If Notion Still Shows Invalid Token After the Main Fix
The steps above resolve the error for almost all users. If you still see the error, the problem may be specific to your browser profile or a system-level setting.
Error persists in one browser but not another
Install a different browser (Firefox, Edge, or Brave) and log in to Notion there. If it works, the original browser profile is corrupted. You can create a new browser profile in Chrome by going to Settings > You and Google > Add profile. Do not sign in to Chrome sync on the new profile until you have confirmed Notion works.
Error appears after clearing all browser data
Clearing all cookies and cache can sometimes trigger the error because the old token is partially removed but some remnants remain in IndexedDB. Use the site-data-only method described in Step 1 instead of clearing everything. If you already cleared everything, restart your computer to flush any cached token data from memory, then log in again.
Error occurs on a shared or managed device
If your browser is managed by an IT department with group policies, those policies may block local storage or cookies for certain domains. Contact your IT team and ask them to allow notion.so and all subdomains in the browser policy exceptions. You can test this by logging in from a personal device on the same network.

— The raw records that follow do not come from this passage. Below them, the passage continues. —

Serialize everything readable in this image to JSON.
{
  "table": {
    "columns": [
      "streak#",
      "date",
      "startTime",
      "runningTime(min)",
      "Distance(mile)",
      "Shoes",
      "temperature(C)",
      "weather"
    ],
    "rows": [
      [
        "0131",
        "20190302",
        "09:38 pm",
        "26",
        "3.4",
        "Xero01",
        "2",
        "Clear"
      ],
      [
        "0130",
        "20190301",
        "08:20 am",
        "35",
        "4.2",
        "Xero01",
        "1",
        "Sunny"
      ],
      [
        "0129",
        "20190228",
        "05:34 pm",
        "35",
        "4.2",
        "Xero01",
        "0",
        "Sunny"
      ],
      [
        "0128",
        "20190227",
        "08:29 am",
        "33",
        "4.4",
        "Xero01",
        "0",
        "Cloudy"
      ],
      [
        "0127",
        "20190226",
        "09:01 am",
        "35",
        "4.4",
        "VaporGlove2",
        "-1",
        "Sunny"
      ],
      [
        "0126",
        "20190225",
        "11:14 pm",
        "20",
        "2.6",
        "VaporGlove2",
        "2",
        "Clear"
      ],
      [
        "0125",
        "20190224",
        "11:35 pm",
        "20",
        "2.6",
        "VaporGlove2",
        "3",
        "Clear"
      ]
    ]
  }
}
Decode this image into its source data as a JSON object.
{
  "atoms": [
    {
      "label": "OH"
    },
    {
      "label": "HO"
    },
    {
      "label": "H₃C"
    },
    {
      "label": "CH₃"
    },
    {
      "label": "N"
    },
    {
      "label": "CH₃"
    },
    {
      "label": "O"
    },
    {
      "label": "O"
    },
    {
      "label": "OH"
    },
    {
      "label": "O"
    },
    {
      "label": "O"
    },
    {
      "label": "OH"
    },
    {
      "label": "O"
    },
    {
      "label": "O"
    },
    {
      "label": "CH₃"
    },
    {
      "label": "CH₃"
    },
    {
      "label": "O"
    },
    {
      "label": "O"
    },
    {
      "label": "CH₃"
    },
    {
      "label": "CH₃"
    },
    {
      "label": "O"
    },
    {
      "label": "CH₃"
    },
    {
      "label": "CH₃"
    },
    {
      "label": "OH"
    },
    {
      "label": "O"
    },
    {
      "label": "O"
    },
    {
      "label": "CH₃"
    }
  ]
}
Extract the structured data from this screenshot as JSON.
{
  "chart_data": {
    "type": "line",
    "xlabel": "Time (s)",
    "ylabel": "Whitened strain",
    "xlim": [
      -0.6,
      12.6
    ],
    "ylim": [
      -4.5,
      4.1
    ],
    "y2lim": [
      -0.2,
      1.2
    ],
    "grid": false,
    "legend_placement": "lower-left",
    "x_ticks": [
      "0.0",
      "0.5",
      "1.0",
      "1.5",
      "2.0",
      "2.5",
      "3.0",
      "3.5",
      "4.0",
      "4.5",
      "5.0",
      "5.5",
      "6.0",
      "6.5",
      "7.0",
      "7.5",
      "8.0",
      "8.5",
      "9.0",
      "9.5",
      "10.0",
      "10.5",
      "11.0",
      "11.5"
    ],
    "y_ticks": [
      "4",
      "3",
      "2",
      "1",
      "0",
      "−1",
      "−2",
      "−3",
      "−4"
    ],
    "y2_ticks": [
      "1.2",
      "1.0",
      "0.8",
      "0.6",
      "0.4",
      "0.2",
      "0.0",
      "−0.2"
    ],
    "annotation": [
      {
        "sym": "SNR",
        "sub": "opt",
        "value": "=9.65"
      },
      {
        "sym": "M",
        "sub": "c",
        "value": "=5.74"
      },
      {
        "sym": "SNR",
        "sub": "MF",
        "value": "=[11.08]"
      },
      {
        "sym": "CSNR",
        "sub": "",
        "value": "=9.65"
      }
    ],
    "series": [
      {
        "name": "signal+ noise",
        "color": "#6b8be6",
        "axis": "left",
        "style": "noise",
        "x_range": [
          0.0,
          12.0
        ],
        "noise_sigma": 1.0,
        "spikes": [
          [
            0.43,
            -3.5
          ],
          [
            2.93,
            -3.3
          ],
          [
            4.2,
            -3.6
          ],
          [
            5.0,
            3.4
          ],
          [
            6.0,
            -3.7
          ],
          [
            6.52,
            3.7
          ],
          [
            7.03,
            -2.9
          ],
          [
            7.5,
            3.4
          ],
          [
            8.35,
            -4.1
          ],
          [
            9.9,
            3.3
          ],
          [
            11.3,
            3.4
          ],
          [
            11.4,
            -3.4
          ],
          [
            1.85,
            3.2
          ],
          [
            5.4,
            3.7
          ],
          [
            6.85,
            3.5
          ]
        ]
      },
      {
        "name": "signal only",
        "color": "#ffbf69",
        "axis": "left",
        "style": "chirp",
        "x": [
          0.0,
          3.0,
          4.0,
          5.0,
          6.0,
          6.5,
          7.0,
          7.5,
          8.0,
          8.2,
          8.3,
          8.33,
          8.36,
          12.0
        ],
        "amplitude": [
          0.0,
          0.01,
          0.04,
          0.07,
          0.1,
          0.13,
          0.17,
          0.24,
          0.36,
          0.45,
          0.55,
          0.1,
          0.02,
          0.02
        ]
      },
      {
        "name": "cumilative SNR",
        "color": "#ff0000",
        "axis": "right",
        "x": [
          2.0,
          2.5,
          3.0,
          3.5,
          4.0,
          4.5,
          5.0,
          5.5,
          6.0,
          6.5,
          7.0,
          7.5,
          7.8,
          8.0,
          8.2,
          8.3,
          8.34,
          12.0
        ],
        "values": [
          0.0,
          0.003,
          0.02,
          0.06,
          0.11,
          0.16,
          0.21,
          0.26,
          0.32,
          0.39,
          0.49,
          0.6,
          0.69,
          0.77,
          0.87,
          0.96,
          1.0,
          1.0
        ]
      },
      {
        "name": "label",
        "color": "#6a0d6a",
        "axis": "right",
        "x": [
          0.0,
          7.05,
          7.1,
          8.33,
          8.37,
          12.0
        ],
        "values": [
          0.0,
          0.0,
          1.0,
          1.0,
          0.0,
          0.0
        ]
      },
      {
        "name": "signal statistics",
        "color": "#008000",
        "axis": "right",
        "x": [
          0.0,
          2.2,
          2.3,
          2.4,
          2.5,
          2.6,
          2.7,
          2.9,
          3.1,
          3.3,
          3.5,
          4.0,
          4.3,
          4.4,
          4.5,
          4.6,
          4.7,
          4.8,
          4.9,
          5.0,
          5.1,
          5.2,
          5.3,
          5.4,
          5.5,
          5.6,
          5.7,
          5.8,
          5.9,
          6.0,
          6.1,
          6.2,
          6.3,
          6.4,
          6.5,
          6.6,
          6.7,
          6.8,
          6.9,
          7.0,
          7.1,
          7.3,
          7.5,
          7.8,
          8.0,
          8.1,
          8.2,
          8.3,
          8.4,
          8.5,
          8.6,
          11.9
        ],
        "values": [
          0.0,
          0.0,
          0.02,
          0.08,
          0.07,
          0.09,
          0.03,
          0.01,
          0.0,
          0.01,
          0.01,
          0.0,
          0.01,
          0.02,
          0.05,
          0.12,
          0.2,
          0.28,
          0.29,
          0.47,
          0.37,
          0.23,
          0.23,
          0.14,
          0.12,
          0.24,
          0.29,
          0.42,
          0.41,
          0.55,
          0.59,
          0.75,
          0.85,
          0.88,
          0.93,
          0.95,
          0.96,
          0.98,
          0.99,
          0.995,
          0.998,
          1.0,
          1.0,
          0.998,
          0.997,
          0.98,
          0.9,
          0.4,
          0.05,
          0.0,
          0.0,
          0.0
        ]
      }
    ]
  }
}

Invalid Token vs Other Notion Login Errors Compared
| Error Type | Invalid Token | Session Expired |
|---|---|---|
| Description | Token is present but cannot be decoded by the server | Token is missing or past its expiration date |
| Root cause | Corrupted local storage, extension interference, or partial cookie deletion | Inactivity longer than 14 days or manual logout from another device |
| Typical fix | Clear site data for notion.so only | Log in again with email and password |
| Browser behavior | Error message displayed on a white page | Redirect to the login screen automatically |
You can now identify and clear the Invalid Token error in your browser. Start by clearing site data for notion.so in your browser settings, then test in Incognito mode if needed. For persistent cases, disable extensions one by one or create a fresh browser profile. As an advanced step, you can use Chrome’s chrome://settings/content/all page to search for notion.so entries and delete them manually without affecting other sites.